L'avocat belge de Salah Abdeslam dresse le portrait d'un "petit con de Molenbeek"

"Libération" s'est entretenu avec Sven Mary, l'avocat du principal suspect emprisonné dans le cadre de l'enquête sur les attentats de Paris et de Bruxelles. 

L\'avocat belge Sven Mary, qui défend Salah Abdeslam, devant le tribunal de Bruxelles, en Belgique, le 7 avril 2016. 
L'avocat belge Sven Mary, qui défend Salah Abdeslam, devant le tribunal de Bruxelles, en Belgique, le 7 avril 2016.  (YVES HERMAN / REUTERS)

Sven Mary connaît bien les criminels. Le pénaliste belge a défendu déjà des terroristes, des islamistes radicaux et un complice du meurtrier pédophile Marc Dutroux. Mais avec Salah Abdeslam, il a affaire à un tout autre type de client, explique-t-il à Libération, mardi 26 avril : "un petit con" qui, vraisemblablement, lui pourrit la vie. Agressé à plusieurs reprises, contraint de faire escorter ses filles par la police sur la route de l'école, l'avocat du suspect-clé des attentats de Paris a confié au quotidien français ce qu'il pensait de son client.

"Il a l’intelligence d’un cendrier vide"

Interrogé par Libération, l'avocat décrit Salah Abdeslam comme "un petit con de Molenbeek, issu de la petite criminalité". "Il a l’intelligence d’un cendrier vide, il est d’une abyssale vacuité", lâche encore Sven Mary, qui décrit un homme "qui croit vivre dans un jeu vidéo".

Il fustige également le manque d'instruction religieuse de ces jeunes islamistes, embrigadés sur internet, qui "ont réussi à rendre antipathique toute une religion". "Je lui ai demandé s’il avait lu le Coran, ce que j’ai fait, et il m’a répondu qu’il avait lu son interprétation sur internet", raconte l'avocat au quotidien. 

"Clairement, il ne me fait pas confiance"

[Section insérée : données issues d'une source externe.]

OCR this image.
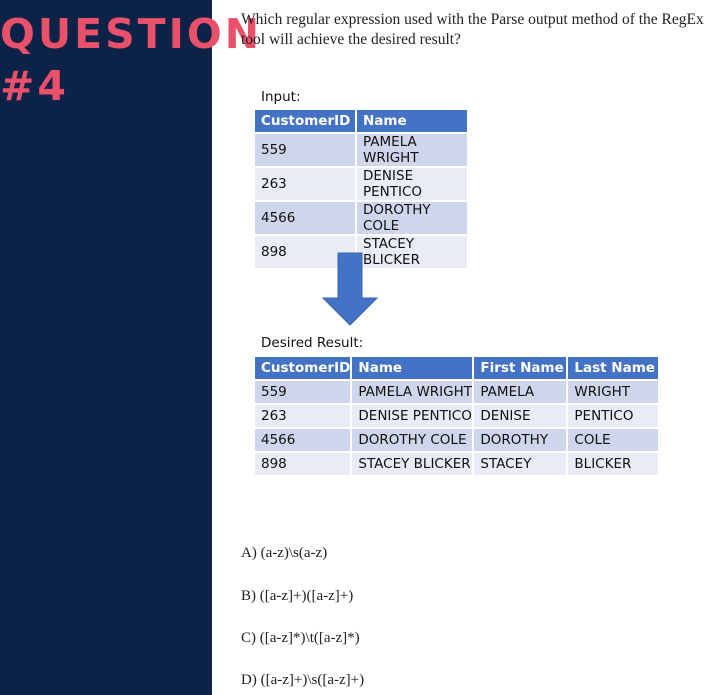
QUESTION
#4
Which regular expression used with the Parse output method of the RegEx tool will achieve the desired result?
Input:
CustomerID	Name
559	PAMELA WRIGHT
263	DENISE PENTICO
4566	DOROTHY COLE
898	STACEY BLICKER
Desired Result:
CustomerID	Name	First Name	Last Name
559	PAMELA WRIGHT	PAMELA	WRIGHT
263	DENISE PENTICO	DENISE	PENTICO
4566	DOROTHY COLE	DOROTHY	COLE
898	STACEY BLICKER	STACEY	BLICKER
A) (a-z)\s(a-z)
B) ([a-z]+)([a-z]+)
C) ([a-z]*)\t([a-z]*)
D) ([a-z]+)\s([a-z]+)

L'avocat du jihadiste présumé déplore par ailleurs les fuites dans la presse après les premières auditions de Salah Abdeslam. Selon lui, son client a d'abord collaboré, avant de se taire. "Salah m’a dit que si ses auditions étaient dans la presse quelques heures après, il ne pouvait plus parler", explique Sven Mary à Libération. Il reproche ainsi à François Molins, le procureur de Paris, d'avoir dévoilé à la presse le contenu d'une audition de Salah Abdeslam menée en Belgique, rappelle le quotidien. "Clairement, il ne me fait pas confiance. Il faut du temps pour établir une relation de confiance", résume l'avocat belge.

"Ces gens ont commis des actes de guerre"

Enfin, cet entretien à Libération fait le point sur le sentiment de l'avocat quant à la qualification des crimes dont est accusé son client : "Ce n’est pas la cour d’assises de Paris qui devrait les juger, mais une cour pénale internationale, estime Sven Mary. Ces gens ont commis des actes de guerre."